La résistance avait été tout espagnole : un parti se prit à dire qu’elle avait été toute monarchique, parce que le nom de Ferdinand captif était prononcé avec amour ; un autre se prit à croire qu’elle avait été toute libérale, parce qu’elle avait eu lieu sous les cortès constituantes, et que le pacte de 1812 était sorti comme un éclatant météore de cette lutte acharnée contre le plus grand capitaine du siècle. Il faut oser le dire à l’Espagne : les souvenirs de la guerre de l’indépendance invoqués tour à tour dans le sens le plus opposé, n’ont guère eu d’autre résultat pour elle que d’inspirer à ses peuples un orgueil indicible et une haine de l’étranger, fort peu concordans avec les emprunts que leurs représentans lui avaient faits. Ce fut là surtout la véritable pierre d’achoppement. Tout imprégné qu’on était des maximes philosophiques et gouvernementales importées de France et d’Angleterre, on entendait avoir fait une œuvre bien véritablement espagnole, funeste persuasion à laquelle, plus qu’à toute autre cause, on doit les résurrections successives d’un code incohérent et inapplicable. Si l’on avait vu clairement combien peu on était original en cousant à la constitution de 91 quelques lambeaux de Bentham et quelques textes des Partidas, on ne se fût pas exalté pour cette œuvre en l’associant à des souvenirs plus glorieux et plus vivans qu’elle.
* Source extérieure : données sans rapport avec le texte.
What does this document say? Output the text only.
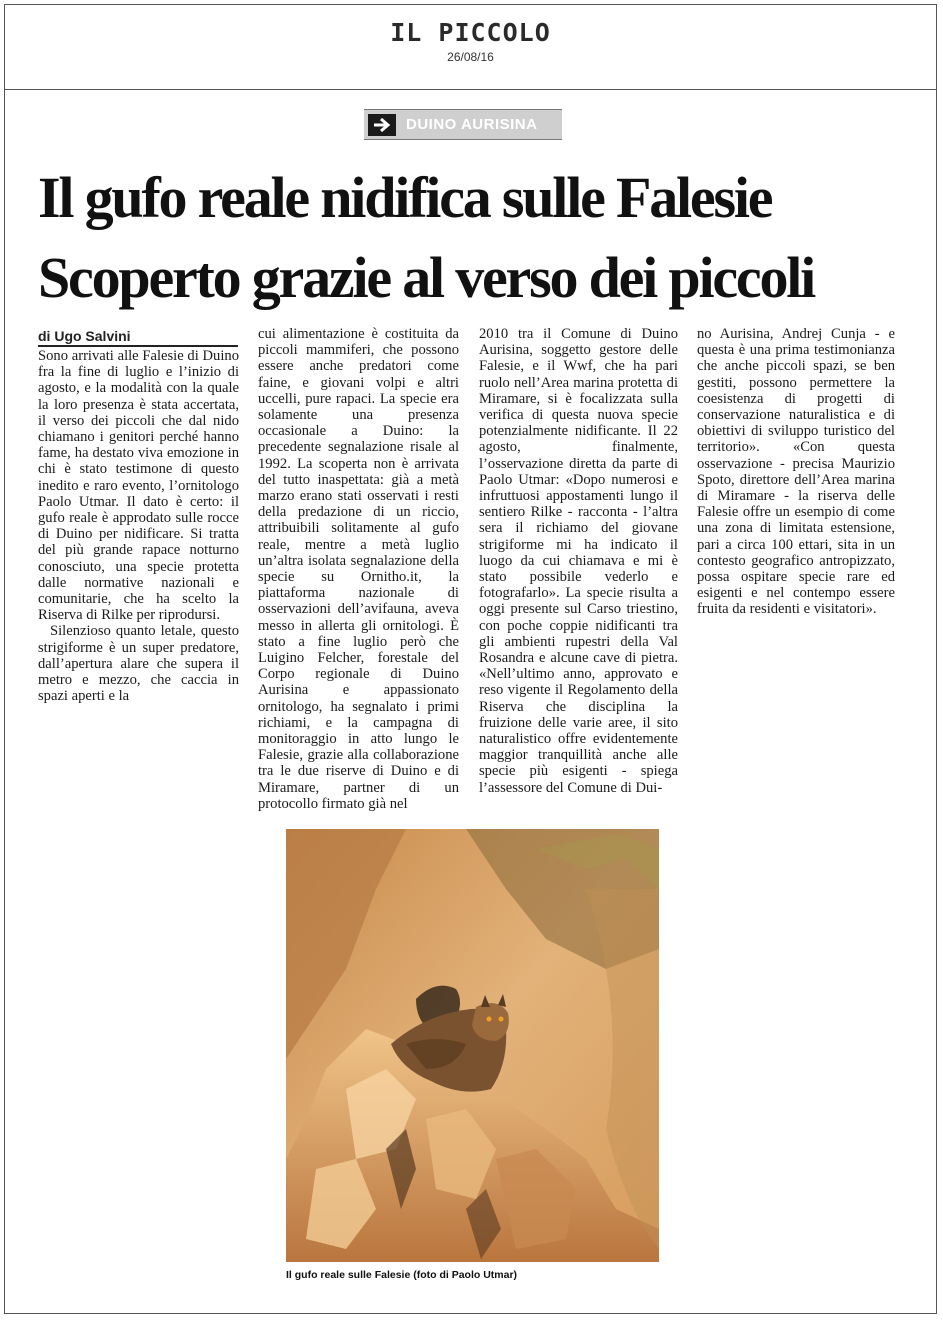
IL PICCOLO
26/08/16
DUINO AURISINA
Il gufo reale nidifica sulle Falesie
Scoperto grazie al verso dei piccoli
di Ugo Salvini

Sono arrivati alle Falesie di Duino fra la fine di luglio e l’inizio di agosto, e la modalità con la quale la loro presenza è stata accertata, il verso dei piccoli che dal nido chiamano i genitori perché hanno fame, ha destato viva emozione in chi è stato testimone di questo inedito e raro evento, l’ornitologo Paolo Utmar. Il dato è certo: il gufo reale è approdato sulle rocce di Duino per nidificare. Si tratta del più grande rapace notturno conosciuto, una specie protetta dalle normative nazionali e comunitarie, che ha scelto la Riserva di Rilke per riprodursi.

Silenzioso quanto letale, questo strigiforme è un super predatore, dall’apertura alare che supera il metro e mezzo, che caccia in spazi aperti e la

cui alimentazione è costituita da piccoli mammiferi, che possono essere anche predatori come faine, e giovani volpi e altri uccelli, pure rapaci. La specie era solamente una presenza occasionale a Duino: la precedente segnalazione risale al 1992. La scoperta non è arrivata del tutto inaspettata: già a metà marzo erano stati osservati i resti della predazione di un riccio, attribuibili solitamente al gufo reale, mentre a metà luglio un’altra isolata segnalazione della specie su Ornitho.it, la piattaforma nazionale di osservazioni dell’avifauna, aveva messo in allerta gli ornitologi. È stato a fine luglio però che Luigino Felcher, forestale del Corpo regionale di Duino Aurisina e appassionato ornitologo, ha segnalato i primi richiami, e la campagna di monitoraggio in atto lungo le Falesie, grazie alla collaborazione tra le due riserve di Duino e di Miramare, partner di un protocollo firmato già nel

2010 tra il Comune di Duino Aurisina, soggetto gestore delle Falesie, e il Wwf, che ha pari ruolo nell’Area marina protetta di Miramare, si è focalizzata sulla verifica di questa nuova specie potenzialmente nidificante. Il 22 agosto, finalmente, l’osservazione diretta da parte di Paolo Utmar: «Dopo numerosi e infruttuosi appostamenti lungo il sentiero Rilke - racconta - l’altra sera il richiamo del giovane strigiforme mi ha indicato il luogo da cui chiamava e mi è stato possibile vederlo e fotografarlo». La specie risulta a oggi presente sul Carso triestino, con poche coppie nidificanti tra gli ambienti rupestri della Val Rosandra e alcune cave di pietra. «Nell’ultimo anno, approvato e reso vigente il Regolamento della Riserva che disciplina la fruizione delle varie aree, il sito naturalistico offre evidentemente maggior tranquillità anche alle specie più esigenti - spiega l’assessore del Comune di Dui-

no Aurisina, Andrej Cunja - e questa è una prima testimonianza che anche piccoli spazi, se ben gestiti, possono permettere la coesistenza di progetti di conservazione naturalistica e di obiettivi di sviluppo turistico del territorio». «Con questa osservazione - precisa Maurizio Spoto, direttore dell’Area marina di Miramare - la riserva delle Falesie offre un esempio di come una zona di limitata estensione, pari a circa 100 ettari, sita in un contesto geografico antropizzato, possa ospitare specie rare ed esigenti e nel contempo essere fruita da residenti e visitatori».

Il gufo reale sulle Falesie (foto di Paolo Utmar)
Les nations ont rarement deux chemins pour atteindre un but, et celui que Napoléon indiquait à Sainte-Hélène étant fermé pour l’Espagne, elle vit s’ouvrir devant elle une longue carrière où elle marcha toujours à faux, parce que l’ordre naturel des événemens et des idées avait été violemment interrompu.

Elle agit noblement sans doute en affrontant sans réflexion une lutte terrible, quelles qu’en aient été les conséquences politiques ; et Dieu me garde de discuter la question de savoir si, après l’insolent attentat de Bayonne, l’Espagne n’eût pas dû accepter le roi Joseph, pour reprendre encore la route où elle ne pouvait désormais marcher sans honte ! Cet avis fut celui de bon nombre d’Espagnols, parmi lesquels ni les lumières, ni la noblesse du cœur ne faisaient faute ; car, si de basses ambitions s’associèrent à la fortune de l’intrus, il eut également à sa suite des hommes éminens qui, en face des dangers de l’avenir, crurent pouvoir faire à leur patrie un sacrifice interdit aux nations comme aux citoyens, celui de leur considération personnelle. Leur donner raison, et croire qu’un mouvement admirable d’énergie et d’universalité puisse être complètement perdu pour l’avenir d’un peuple, ce serait blasphémer l’héroïsme et soumettre le dévouement à une dangereuse analyse. Disons-le donc : rien n’est à comparer dans l’histoire des nations modernes à cette émotion de tout un peuple qui, blessé au cœur par son hôte et son ami, se soulève en face de ses bataillons avec une sombre unanimité, des rochers des Asturies aux montagnes de Ronda, comme la mer montante dont les flots s’avancent et s’enlacent dans une harmonie sublime. Il est un fait cependant que l’Europe doit connaître et que l’Espagne confesse douloureusement, et toujours en secret, quand la torture qu’elle éprouve depuis vingt ans vient à lui causer de plus insupportables angoisses. Lorsque l’enthousiasme des souvenirs de 1808 tombe devant les misères de l’exil que les partis traversent pour ainsi dire à tour de rôle, les uns, écrasés par un despotisme sans intelligence et sans ame, les autres, épouvantés des horreurs des révolutions, et les voyant toujours stériles, s’interrogent et se demandent si la constitution de Bayonne, exécutée par un prince étranger qui aurait eu tant d’intérêt à se rendre populaire, si l’union intime de l’Espagne et de l’empire, son étroite association à notre gloire et à nos prospérités, n’auraient pas préparé de meilleures destinées à leur patrie. Si l’on étudie avec quelque soin la Péninsule, et qu’on interroge les proscrits que ce sol volcanisé nous jette en si grand nombre, on surprendra cette pensée dans les ames les plus fortes, et cette révélation sera sans doute féconde en enseignemens sur le passé comme sur l’avenir.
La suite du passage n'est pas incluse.